Narayanaswamy: Yes. Once they have the data, we can optimize it. Internet of things and mobile gives you that. The internet of things and iBeacon gives you much more accurate and granular data. The way I describe this is that currently, collecting time is doing a blood pressure check once a year, or once a day. If you have a little device that’s constantly monitoring your blood pressure, then you have so much accurate data. The possibilities are much, much bigger than what you think we can do.

Reed: Right. What’s very interesting is the convergence of two things: better data and analysis than you ever had, but you’re also hopefully providing a lot better user experience as well.

Narayanaswamy: Accuracy of data reduces what I would say non-value add work. Approving and going through that process is important today, but that will disappear into the future.

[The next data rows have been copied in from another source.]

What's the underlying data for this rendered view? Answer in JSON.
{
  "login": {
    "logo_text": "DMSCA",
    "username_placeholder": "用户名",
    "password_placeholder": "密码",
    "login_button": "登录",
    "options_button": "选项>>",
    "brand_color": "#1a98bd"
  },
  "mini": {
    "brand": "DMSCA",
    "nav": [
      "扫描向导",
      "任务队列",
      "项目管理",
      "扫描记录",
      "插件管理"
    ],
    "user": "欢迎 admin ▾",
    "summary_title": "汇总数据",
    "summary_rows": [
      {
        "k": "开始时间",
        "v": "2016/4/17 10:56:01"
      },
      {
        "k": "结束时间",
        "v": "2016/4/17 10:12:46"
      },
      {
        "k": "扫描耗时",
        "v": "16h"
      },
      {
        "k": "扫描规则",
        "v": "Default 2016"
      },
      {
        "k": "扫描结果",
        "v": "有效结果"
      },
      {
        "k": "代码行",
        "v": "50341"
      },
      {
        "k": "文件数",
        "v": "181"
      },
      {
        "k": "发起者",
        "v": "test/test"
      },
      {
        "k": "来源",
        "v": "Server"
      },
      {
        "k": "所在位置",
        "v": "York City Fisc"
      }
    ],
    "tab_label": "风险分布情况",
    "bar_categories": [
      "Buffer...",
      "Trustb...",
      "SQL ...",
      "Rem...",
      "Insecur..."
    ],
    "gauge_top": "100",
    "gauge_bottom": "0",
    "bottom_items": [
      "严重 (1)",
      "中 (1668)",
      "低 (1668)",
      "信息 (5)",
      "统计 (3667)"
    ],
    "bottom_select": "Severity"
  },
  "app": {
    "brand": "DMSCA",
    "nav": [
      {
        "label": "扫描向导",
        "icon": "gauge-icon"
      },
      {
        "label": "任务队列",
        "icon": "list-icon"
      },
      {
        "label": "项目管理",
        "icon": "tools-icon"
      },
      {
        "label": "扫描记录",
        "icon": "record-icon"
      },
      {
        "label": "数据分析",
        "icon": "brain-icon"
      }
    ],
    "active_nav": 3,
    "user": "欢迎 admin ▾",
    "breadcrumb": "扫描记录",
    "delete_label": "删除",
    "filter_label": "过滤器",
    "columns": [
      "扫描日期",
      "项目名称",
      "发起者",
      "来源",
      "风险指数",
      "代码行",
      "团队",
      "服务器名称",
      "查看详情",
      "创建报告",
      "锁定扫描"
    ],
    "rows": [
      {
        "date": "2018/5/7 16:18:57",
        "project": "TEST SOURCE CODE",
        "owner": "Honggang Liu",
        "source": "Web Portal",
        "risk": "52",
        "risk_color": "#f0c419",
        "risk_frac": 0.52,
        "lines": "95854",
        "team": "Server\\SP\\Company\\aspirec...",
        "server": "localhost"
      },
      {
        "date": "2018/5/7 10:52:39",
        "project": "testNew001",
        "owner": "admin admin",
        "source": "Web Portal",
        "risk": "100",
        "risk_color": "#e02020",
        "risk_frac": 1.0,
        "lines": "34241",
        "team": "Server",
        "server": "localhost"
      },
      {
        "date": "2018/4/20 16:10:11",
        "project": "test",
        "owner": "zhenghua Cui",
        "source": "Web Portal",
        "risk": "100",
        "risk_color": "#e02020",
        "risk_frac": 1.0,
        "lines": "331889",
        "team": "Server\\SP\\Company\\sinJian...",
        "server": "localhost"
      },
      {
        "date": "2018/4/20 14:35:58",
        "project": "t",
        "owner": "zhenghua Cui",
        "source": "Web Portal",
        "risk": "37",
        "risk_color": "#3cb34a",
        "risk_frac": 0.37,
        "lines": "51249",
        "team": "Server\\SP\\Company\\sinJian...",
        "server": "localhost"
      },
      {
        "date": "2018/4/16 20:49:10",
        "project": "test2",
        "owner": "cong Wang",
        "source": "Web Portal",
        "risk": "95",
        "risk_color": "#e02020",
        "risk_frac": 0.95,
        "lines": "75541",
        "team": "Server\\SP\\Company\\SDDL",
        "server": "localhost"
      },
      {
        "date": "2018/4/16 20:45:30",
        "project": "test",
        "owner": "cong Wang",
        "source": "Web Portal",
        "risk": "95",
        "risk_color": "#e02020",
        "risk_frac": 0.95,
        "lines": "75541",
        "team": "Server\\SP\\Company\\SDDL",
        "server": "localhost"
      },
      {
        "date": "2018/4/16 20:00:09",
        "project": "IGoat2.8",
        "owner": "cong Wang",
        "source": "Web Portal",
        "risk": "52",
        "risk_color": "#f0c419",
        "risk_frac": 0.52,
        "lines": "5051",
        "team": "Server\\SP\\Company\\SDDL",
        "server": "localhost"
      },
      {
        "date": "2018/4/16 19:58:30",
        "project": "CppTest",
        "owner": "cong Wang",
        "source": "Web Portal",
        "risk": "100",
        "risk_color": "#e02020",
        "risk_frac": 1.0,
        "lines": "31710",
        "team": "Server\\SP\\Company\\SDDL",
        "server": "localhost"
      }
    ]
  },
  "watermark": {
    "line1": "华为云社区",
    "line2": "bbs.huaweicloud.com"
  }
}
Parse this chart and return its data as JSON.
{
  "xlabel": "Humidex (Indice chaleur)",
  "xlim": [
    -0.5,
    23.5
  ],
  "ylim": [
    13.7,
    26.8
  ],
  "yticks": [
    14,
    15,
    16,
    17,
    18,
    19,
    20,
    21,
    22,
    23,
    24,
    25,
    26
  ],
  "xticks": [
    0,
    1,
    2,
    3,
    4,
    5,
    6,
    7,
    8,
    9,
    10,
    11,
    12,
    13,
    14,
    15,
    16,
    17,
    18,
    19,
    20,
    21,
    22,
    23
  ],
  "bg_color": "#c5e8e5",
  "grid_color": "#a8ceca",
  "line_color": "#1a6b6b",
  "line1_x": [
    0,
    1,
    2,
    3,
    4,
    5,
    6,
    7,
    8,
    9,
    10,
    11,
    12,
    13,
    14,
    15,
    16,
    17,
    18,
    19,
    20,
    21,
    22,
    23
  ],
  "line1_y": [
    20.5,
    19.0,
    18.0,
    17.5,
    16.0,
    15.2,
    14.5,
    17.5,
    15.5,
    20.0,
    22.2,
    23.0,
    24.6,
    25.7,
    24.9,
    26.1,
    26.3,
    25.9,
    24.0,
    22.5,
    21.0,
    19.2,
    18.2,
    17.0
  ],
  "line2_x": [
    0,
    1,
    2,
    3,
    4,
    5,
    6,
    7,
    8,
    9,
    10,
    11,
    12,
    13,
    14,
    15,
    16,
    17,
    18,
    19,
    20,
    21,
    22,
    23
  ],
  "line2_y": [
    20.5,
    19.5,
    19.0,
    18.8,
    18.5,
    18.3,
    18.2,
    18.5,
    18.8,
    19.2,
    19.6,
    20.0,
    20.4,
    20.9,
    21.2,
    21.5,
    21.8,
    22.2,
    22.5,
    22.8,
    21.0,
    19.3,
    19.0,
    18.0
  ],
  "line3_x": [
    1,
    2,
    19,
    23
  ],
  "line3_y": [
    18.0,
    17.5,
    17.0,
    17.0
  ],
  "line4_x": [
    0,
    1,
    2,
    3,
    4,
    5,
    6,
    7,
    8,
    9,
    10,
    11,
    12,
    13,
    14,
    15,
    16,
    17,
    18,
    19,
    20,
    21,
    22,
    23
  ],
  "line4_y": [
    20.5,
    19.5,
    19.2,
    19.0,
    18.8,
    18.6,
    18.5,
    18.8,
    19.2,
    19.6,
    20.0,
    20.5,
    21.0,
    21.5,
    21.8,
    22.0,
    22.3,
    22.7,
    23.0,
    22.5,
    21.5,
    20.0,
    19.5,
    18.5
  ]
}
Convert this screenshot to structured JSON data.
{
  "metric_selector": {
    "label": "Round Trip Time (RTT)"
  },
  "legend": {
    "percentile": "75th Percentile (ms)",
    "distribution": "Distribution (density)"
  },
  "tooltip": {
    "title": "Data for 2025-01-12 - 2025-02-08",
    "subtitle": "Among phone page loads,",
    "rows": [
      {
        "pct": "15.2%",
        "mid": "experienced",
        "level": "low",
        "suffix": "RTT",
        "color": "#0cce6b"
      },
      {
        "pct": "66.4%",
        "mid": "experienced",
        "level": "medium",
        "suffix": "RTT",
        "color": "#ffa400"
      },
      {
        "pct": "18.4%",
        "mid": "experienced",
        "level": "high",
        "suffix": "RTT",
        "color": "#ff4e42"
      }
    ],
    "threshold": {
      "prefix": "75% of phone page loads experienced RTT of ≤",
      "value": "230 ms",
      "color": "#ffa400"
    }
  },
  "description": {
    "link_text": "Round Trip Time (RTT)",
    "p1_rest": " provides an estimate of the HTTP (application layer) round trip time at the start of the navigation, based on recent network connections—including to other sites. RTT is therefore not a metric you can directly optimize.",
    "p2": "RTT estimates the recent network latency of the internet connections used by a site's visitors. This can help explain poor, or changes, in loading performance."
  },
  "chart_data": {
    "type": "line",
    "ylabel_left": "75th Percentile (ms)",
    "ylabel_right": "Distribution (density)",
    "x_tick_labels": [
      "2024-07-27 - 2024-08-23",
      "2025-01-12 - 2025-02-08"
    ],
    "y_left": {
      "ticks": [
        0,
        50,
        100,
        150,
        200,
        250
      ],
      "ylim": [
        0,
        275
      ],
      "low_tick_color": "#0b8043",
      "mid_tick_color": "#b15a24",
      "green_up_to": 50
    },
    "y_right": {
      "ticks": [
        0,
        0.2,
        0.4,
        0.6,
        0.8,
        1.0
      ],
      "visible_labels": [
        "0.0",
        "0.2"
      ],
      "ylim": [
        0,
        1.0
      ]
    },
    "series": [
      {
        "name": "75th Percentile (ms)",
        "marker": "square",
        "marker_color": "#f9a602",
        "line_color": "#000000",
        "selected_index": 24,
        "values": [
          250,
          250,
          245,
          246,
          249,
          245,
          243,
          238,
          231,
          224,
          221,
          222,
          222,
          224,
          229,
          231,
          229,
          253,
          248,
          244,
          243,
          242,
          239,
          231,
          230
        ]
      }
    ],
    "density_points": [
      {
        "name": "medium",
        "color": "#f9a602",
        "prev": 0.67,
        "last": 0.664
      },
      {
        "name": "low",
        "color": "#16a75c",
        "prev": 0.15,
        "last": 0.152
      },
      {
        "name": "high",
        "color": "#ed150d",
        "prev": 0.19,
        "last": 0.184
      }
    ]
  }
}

That’s a good place to wrap our chat. Narayanaswamy and I also discussed the growth of the 1099 workforce, the rise of Uber and other “gig economy” companies. Replicon doesn’t really have a dog in that fight (“As long as companies are trading time, we are in business”), but Narayanaswamy points out that the law has definitely fallen behind the technology.

We also discussed the tension between HR best-of-breed and HR cloud suites. Narayanaswamy acknowledged some companies want to stick with one cloud HR vendor, but he finds plenty of others that want Replicon’s functionality integrated in. Though 50 percent of Replicon’s use cases are HR, 30 percent are in professional services and another 20 percent are different situations. With applicability in time tracking, billing, and project management, Replicon isn’t as dependent on winning an HR best-of-breed game as I thought. We’ll see how it plays out.